Perhaps not as crucial to a film as story, characters or fight choreography, but crucial nonetheless. Liam Neeson is always threatening people- graphically, yet at a very reasonable volume- through a cell phone. It’s his thing. That cell phone speech from Taken is iconic, and it may end up being the most recognizable moment of his entire career. The proof, of course, is that almost every single Neeson movie post-Taken has included a riff on that same speech. Sometimes it’s just another Neeson, muttering a different paragraph of threats into a different phone. Sometimes there’s a spark of creativity involved, like how Non-Stop’s threats were communicated via text message. And sometimes you get Taken 2, where Neeson uses a phone call to tell his daughter that this time, “your mother and I… are gonna be Taken” ‘90s-era Simpsons couldn’t do a better Taken parody than that moment right there.

Like Arnold Schwarzenegger spent decades repeating “I’ll be back” in films that were definitely not The Terminator, you can bet Liam Neeson is going to be describing people’s deaths via phone call for the rest of his moviemaking career. And every time, that movie will feel just a little bit more like Taken.
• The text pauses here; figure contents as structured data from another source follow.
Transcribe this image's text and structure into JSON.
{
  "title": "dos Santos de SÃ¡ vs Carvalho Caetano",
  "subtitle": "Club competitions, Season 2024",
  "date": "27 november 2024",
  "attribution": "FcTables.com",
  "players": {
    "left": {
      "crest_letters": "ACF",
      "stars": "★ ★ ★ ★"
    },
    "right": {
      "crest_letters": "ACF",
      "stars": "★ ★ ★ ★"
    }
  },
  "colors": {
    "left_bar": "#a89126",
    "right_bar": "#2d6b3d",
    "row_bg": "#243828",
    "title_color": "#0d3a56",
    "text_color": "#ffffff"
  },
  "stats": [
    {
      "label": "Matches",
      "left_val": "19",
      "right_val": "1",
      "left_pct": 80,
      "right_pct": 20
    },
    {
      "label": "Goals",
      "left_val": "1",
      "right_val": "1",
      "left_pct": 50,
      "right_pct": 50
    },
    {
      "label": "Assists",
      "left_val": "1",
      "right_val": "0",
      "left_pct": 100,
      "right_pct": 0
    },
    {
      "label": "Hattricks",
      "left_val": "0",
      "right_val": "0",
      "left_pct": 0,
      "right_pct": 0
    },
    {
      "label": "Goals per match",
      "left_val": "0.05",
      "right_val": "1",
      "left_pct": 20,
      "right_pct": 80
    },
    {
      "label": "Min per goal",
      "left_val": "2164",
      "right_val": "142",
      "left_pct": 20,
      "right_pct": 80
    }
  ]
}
Is every Liam Neeson movie more or less the same film, give or take a few pieces of window dressing? Sure. Should that stop you from seeing Run All Night this weekend and enjoying it just as much as Takens 1–19? Not in the slightest. Liam Neeson action movies might be repetitive, but they’re not bad movies, and if Neeson can keep his cookie-cutter operating at this level of quality for eight years straight, more power to him.